County Chair Vega Pederson took responsibility for the failure.

“The letter that went out in December that set up the timeline, it was my expectation of what would be followed,” Vega Pederson said, “and I take responsibility that it wasn’t followed.”

The issue of the CBACs, whose rosters and meetings were dwindling as the county failed to schedule meetings and appoint members, first came to the surface last spring, when WW reported that the Central CBAC, which is supposed to provide feedback on the county’s proposed annual budget and is composed of the chairs of the 10 departmental CBACs, was on pause until the end of the 2022-23 fiscal year. At the time, Vega Pederson said she would re-seat the Central CBAC in time for the 2024 budget process. (In October, the CBAC for the sheriff’s office had dwindled to just one member and had written in its report that the CBAC seemed to be an “insignificant puppet within a barely functioning system.”)

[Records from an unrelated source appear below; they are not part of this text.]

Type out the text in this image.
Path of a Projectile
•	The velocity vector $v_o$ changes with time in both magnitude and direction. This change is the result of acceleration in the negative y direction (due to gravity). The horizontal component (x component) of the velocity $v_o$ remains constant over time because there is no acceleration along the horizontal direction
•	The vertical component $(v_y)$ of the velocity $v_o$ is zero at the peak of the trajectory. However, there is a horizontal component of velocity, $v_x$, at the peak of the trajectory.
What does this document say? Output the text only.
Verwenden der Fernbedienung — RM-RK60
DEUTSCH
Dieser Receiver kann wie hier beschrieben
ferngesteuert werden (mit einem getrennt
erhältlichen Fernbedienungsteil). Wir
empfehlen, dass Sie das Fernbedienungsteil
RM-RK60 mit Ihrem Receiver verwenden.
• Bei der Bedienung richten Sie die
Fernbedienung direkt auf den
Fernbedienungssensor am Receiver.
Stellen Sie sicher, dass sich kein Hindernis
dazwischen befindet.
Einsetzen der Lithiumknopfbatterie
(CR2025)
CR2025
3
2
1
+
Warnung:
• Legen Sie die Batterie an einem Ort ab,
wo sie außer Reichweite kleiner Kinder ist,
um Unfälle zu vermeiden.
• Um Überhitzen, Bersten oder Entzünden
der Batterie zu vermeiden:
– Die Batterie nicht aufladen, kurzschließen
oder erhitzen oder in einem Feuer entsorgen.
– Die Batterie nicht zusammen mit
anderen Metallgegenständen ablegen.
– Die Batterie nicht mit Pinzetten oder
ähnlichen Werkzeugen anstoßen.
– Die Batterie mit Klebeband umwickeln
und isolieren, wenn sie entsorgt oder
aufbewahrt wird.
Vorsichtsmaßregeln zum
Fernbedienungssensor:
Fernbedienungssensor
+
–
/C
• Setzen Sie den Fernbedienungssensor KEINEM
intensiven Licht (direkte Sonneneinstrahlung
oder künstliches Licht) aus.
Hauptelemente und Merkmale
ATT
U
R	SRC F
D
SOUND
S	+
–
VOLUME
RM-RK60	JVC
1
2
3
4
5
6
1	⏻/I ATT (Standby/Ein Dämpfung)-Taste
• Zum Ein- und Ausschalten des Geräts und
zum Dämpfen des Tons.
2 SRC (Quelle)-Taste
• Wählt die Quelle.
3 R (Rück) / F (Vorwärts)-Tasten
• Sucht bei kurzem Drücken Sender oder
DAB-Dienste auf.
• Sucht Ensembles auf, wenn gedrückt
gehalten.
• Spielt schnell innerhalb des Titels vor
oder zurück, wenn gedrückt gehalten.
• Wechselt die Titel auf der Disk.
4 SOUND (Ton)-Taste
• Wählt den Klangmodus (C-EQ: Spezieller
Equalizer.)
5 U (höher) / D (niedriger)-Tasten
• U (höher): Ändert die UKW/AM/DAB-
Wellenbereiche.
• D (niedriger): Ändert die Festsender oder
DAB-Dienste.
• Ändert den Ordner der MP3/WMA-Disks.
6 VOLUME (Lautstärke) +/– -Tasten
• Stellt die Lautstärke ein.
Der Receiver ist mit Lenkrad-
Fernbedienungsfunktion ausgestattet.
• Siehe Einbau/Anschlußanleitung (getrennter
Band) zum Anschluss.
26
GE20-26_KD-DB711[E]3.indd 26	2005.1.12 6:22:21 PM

By October, little seems to have improved. Three of the CBACs expressed extreme displeasure in their annual reports last year about the lack of information from the county, which they said made it impossible for them to do meaningful work.

In a Dec. 5 letter, Vega Pederson assured CBAC members that the process would be smoother this fiscal year. “I have directed members of my team and [the Office of Community Involvement] to make this a priority in the coming months,” Vega Pederson wrote, promising “robust and equitable community engagement and increased transparency and communication with the public.” Vega Pederson wrote that county staff would be responsible for sharing departmental budgets with their respective CBACs and be responsible for scheduling CBAC meetings and ensuring the county complies with public meeting law requirements.

This year’s process, DeMelo told the board Tuesday morning, was just as faulty as last year’s. For instance, Vega Pederson promised that the Office of Community Involvement would convene the first meeting of the Central CBAC this year in February. It wasn’t until April that the CBAC first met, DeMelo says.

Vega Pederson said in a statement on Tuesday afternoon that she’s committed to improving the CBAC system by September.

“I am committed to ensuring that we have accountability, transparency, and enough time to complete this important work next year,” she said.